Evangelical Jesus-mongers. For the last few weeks, my Throne Room reading has been a collection of essays by Martin Amis in a volume bearing the title The Moronic Inferno and Other Visits to America. One chapter is called "Too Much Monkey Business: The New Evangelical Right," published in 1980. One of the televangelists Amis writes about is Pat Robertson who died at age 93 only a few weeks ago.
Pat Robertson, chairman of the Christian Broadcasting Network, the great Sanctimony genius of Portsmouth, Virginia, . . . heals and rewards his flock over the airwaves. In the miracle-facility section of his show, the kneeling Robertson is granted visions of various recoveries, reunions, and windfalls throughout the land. Robertson describes the miracles, and people ring in to claim them.
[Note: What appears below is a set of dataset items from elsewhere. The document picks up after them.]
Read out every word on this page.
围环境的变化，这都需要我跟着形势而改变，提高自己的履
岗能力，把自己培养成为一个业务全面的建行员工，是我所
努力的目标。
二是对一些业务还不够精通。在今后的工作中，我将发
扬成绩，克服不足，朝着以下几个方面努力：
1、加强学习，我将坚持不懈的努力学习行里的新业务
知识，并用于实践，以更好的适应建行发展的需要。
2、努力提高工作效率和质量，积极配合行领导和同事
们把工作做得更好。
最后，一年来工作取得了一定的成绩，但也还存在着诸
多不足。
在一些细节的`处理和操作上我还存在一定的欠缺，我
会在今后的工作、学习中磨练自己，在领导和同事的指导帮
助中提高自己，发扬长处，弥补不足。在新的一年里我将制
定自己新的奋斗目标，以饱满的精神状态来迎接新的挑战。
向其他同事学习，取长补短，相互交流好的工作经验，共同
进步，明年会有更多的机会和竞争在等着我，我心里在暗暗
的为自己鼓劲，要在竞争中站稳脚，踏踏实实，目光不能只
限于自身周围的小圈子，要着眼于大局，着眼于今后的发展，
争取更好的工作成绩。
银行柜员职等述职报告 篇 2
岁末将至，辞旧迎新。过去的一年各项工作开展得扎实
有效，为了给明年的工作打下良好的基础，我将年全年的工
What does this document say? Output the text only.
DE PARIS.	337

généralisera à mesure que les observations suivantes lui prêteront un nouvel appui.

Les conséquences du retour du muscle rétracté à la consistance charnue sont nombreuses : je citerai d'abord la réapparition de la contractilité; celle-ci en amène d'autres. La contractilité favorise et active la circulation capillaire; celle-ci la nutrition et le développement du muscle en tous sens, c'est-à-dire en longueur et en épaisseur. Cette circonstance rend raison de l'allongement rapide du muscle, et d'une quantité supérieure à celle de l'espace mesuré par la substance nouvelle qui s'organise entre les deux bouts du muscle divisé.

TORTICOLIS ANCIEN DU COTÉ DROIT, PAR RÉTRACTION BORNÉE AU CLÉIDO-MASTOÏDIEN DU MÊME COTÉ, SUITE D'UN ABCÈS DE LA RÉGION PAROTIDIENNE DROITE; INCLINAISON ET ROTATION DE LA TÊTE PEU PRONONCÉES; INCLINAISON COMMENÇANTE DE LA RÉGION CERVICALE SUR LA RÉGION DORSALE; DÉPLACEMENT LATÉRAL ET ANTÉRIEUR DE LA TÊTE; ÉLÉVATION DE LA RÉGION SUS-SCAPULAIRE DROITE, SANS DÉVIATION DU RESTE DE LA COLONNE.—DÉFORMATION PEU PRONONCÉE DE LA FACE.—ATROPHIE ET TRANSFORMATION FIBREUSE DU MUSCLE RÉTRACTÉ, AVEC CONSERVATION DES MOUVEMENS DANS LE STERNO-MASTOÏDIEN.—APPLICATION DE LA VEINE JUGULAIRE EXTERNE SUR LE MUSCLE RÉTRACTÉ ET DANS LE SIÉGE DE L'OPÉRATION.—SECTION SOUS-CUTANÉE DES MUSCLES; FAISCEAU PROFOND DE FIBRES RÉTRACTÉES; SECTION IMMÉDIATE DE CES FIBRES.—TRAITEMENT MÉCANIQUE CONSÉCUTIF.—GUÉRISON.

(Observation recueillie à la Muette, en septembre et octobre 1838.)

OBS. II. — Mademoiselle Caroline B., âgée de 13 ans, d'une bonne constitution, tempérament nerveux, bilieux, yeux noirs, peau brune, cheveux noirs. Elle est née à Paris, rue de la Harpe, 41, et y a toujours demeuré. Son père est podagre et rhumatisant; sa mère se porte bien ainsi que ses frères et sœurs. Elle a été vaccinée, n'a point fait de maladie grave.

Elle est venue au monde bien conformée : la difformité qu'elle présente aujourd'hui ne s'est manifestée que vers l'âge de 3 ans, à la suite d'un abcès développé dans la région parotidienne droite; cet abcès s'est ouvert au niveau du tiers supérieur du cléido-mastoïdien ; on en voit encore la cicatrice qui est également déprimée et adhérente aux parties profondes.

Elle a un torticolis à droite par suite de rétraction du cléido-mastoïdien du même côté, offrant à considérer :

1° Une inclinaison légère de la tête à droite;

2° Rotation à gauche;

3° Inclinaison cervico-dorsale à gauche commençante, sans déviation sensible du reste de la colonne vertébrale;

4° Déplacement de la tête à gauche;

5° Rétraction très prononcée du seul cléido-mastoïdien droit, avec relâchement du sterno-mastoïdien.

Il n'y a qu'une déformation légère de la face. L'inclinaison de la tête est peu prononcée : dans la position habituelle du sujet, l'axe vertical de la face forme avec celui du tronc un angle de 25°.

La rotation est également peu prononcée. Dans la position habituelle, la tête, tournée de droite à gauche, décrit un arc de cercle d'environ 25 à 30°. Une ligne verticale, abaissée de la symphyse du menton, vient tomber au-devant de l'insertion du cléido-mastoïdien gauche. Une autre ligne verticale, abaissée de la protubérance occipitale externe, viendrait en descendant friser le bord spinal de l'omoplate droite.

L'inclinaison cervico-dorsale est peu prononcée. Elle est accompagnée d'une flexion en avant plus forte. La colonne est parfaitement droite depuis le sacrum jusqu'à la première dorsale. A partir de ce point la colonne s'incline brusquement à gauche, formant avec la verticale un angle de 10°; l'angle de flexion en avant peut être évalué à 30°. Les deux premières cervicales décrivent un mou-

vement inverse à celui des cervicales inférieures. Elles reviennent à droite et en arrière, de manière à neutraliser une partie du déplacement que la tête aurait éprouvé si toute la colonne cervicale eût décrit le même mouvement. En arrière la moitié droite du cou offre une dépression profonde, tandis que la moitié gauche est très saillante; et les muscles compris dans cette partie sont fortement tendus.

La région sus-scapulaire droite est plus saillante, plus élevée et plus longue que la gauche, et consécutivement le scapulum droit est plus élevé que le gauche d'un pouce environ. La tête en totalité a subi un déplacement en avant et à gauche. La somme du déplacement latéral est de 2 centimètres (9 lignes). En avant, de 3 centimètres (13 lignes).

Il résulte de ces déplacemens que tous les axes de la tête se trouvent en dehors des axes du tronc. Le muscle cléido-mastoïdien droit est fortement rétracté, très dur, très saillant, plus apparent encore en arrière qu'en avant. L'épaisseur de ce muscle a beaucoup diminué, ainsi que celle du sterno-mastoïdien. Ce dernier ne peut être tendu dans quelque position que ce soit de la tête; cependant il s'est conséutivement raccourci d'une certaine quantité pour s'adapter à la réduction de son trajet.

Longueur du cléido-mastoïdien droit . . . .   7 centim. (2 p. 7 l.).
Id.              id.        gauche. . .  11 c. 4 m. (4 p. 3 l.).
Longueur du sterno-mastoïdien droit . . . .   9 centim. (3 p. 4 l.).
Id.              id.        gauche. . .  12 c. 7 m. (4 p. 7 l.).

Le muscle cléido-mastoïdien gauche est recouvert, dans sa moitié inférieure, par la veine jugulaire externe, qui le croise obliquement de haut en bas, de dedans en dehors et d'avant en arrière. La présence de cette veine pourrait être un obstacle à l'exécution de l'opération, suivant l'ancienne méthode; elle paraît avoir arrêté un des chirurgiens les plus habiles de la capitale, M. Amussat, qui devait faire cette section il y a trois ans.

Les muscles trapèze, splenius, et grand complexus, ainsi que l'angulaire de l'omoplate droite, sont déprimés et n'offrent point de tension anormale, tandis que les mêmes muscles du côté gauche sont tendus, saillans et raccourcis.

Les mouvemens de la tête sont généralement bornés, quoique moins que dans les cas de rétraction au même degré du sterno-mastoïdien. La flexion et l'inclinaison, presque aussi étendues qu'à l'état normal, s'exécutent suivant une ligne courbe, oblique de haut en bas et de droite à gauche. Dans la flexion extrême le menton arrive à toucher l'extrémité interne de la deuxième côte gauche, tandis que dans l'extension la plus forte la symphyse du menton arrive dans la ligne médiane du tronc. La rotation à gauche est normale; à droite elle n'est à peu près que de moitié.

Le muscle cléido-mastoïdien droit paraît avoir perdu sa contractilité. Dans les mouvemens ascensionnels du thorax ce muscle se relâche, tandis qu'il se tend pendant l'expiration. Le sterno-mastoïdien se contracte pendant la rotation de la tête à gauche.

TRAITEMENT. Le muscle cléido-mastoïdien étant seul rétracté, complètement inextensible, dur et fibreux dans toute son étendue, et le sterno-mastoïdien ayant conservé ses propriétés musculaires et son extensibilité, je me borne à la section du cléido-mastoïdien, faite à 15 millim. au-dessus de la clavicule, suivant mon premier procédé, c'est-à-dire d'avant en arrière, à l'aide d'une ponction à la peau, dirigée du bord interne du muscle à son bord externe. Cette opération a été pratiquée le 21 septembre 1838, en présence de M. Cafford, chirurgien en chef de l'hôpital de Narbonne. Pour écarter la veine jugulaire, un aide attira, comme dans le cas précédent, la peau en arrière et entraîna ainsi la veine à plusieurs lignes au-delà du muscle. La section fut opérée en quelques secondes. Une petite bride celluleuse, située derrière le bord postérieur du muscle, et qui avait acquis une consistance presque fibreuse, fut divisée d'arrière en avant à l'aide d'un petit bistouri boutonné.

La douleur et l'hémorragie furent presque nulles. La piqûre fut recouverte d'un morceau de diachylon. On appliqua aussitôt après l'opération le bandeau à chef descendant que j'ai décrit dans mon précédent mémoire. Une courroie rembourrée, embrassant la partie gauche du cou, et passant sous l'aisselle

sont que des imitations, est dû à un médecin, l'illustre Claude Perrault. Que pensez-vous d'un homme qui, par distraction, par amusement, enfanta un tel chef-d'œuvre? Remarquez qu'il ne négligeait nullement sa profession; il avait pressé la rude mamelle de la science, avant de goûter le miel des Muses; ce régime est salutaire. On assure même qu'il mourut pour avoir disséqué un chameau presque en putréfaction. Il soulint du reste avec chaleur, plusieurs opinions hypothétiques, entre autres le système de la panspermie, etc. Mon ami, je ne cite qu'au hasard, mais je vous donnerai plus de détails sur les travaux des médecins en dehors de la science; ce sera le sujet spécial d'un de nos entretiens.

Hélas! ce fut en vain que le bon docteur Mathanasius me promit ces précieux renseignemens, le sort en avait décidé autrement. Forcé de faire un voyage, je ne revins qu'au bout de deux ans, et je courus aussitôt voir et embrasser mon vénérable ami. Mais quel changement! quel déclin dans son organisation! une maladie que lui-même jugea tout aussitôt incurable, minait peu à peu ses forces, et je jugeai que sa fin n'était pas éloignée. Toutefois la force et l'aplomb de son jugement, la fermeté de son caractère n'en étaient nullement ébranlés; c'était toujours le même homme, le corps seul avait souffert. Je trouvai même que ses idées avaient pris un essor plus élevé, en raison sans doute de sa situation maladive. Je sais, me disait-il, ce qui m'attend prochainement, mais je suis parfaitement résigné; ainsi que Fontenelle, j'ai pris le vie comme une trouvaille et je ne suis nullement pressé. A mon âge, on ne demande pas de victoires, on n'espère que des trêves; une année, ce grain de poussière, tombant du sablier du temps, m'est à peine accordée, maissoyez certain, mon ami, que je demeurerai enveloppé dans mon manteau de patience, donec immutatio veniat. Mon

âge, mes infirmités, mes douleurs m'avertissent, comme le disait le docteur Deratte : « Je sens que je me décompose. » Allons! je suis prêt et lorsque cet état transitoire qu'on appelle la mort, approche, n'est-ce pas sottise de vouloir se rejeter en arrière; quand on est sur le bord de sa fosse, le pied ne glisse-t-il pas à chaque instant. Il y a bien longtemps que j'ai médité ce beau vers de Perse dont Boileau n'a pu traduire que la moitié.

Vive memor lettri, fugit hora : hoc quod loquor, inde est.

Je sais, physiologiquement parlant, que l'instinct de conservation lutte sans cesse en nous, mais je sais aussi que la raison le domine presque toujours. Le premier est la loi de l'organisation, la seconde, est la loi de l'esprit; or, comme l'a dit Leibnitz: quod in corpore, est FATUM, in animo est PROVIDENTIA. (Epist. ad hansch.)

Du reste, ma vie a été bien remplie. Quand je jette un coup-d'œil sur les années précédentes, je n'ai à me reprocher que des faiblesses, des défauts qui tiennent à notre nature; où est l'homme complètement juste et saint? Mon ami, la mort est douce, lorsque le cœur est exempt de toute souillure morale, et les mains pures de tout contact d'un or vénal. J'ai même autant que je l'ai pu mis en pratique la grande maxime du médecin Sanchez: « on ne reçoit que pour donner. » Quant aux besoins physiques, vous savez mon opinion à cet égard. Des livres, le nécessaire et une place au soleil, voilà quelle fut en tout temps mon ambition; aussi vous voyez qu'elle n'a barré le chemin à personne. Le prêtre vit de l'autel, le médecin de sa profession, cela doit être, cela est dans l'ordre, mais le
His poorer viewers send him their rent cheques and disability allowances - because the gamble works better "if you give out of your need". Like all the TV preachers, Robertson also does big business in what the trade calls 'the pretty-pretties': sacred key-rings, beatified pen-clips and whatnot. CBN takes in over $1 million a week.
What a guy! During the week of September 11, 2001, Robertson interviewed Jerry Falwell, who expressed his own opinion that "the ACLU has to take a lot of blame for this" in addition to "the pagans, and the abortionists, and the feminists, and the gays, and the lesbians [who have] helped [the terror attacks of September 11th] happen." Robertson replied, "I totally concur."
Niebuhr, Notebook of a Tamed Cynic.
1919. . . . . I do believe that Jesus healed people. I can't help but note, however, that a large proportion of his cures were among the demented. If people ask me, I tell them that religion has more therapeutic value in functional than in organic diseases. . . .
1920. I went to the funeral of Mrs. T. at St. Cecilia's church. It must be a grateful task to deal as a priest with the definite symbols which the Catholic Church uses and to dispense the absolute certainties with which she assures the faithful. . . . Religion is poetry. The truth in the poetry is vivified by adequate poetic symbols and is therefore more convincing that the poor prose with which the average preacher must attempt to grasp the ineffable. Yet one must not forget that the truth is not only vivified but also corrupted by the poetic symbol, for it is only one step from a vivid symbol to the touch of magic. The priest, after all, does deal with magic. When religion renounces magic, it finds itself in the poor workaday world trying to discover the glimpses of the eternal in the common scene. That is not an easy task, but it is not an impossible one. Wherefore, let us envy the priest, but pity him too, meanwhile. He has been betrayed by his magic. He has gained too easy a victory over life's difficulties and he helps his people to find a premature peace. The rivers of life in the Protestant religion are easily lost in the sand, but if they really run they carry more life than holy water.
I share his belief that religion and poetry share the same roots, that each is similar to the other as a way of knowing, an experience of Being. I suspect that most priests and most ministers aren't particularly good at either poetry or religion.